Science and Research Content

ORCID Outreach Meeting highlights integrations, use cases and outreach at universities and professional societies -

ORCID, a non-profit organisation that provides an open registry of unique identifiers for researchers, held its twelfth bi-annual Outreach Meeting, hosted by the University of Illinois in Chicago, on May 21-22, 2014. About 160 individuals from around the world participated. This outreach meeting showcased the integrations, use cases, and outreach efforts at universities and professional societies, including nine Adoption and Integration partner institutions that were supported by a grant to ORCID from the Alfred P. Sloan Foundation.

The variety and depth of integration work being carried out by the community was impressive, demonstrating significant progress implementing ORCID identifiers across campus systems. Nearly 60 universities are now ORCID members.

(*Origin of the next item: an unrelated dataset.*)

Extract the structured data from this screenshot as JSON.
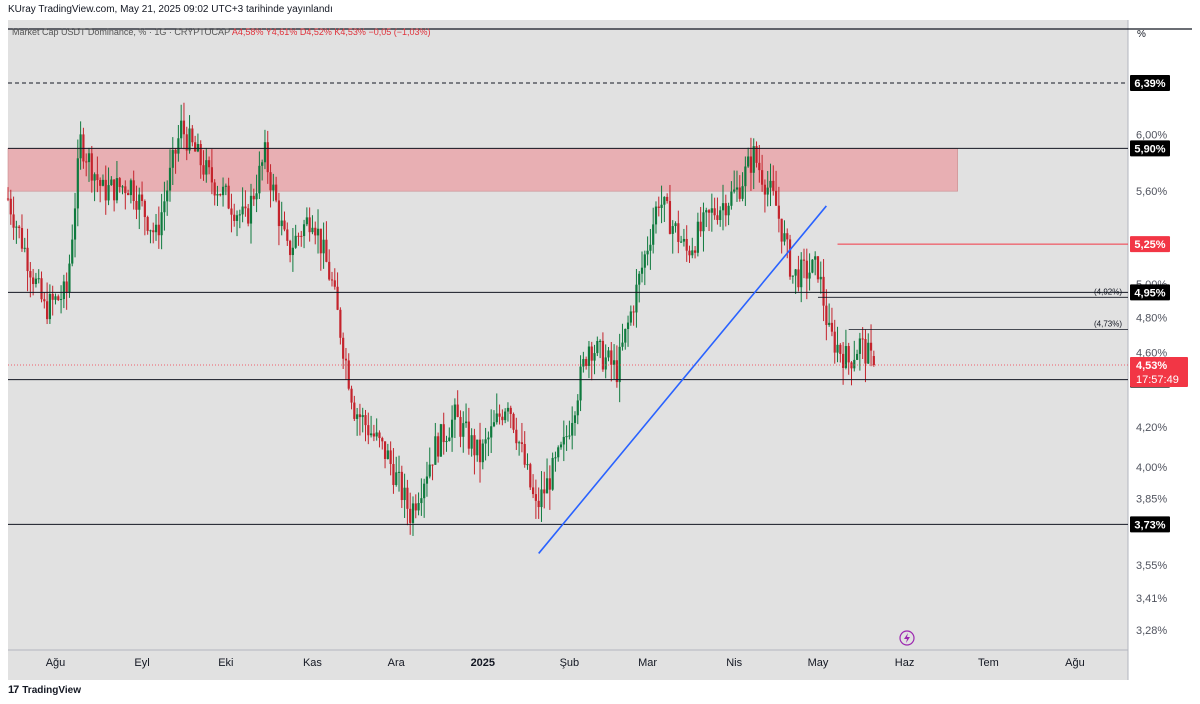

Joshua Greenberg, Sloan Foundation Director of Digital Resources, said in his opening remarks that ORCID iDs are central to the integrity of the scholarly record, particularly as new forms of scholarship evolve. Barbara Allen of the CIC highlighted the promise of ORCID as a durable persistent ID for enabling the discoverability of lifelong research contributions. Karen Butler-Purry of Texas A&M echoed this in her comments, commenting on the role of ORCID in relation to understanding student success. Neil Jacobs provided an overview of the Jisc consultation on ORCID, which is culminating in an ORCID Pilot project in the UK. Yan Shuai of Tsinghau University spoke on the need for name disambiguation in the Chinese researcher community, and summarised the challenges of embedding ORCID into research culture and systems.

More than a dozen institutions, among them Purdue University, Chalmers University of Technology, and the University of Michigan demonstrated how they were integrating ORCID into their systems.

Participants spoke about the technical aspects of their projects. Michael Witt from Purdue University remarked that using the ORCID API was "straightforward, well-documented and well-supported." ORCID provides a comprehensive Knowledge Base of documentation, and an open developer's sandbox to help support integration and innovation. Support for ORCID has been integrated into the source code of many research information platforms, making adoption even easier for organisations.

The ORCID Technical Team also held a Codefest simultaneous to the Outreach Meeting.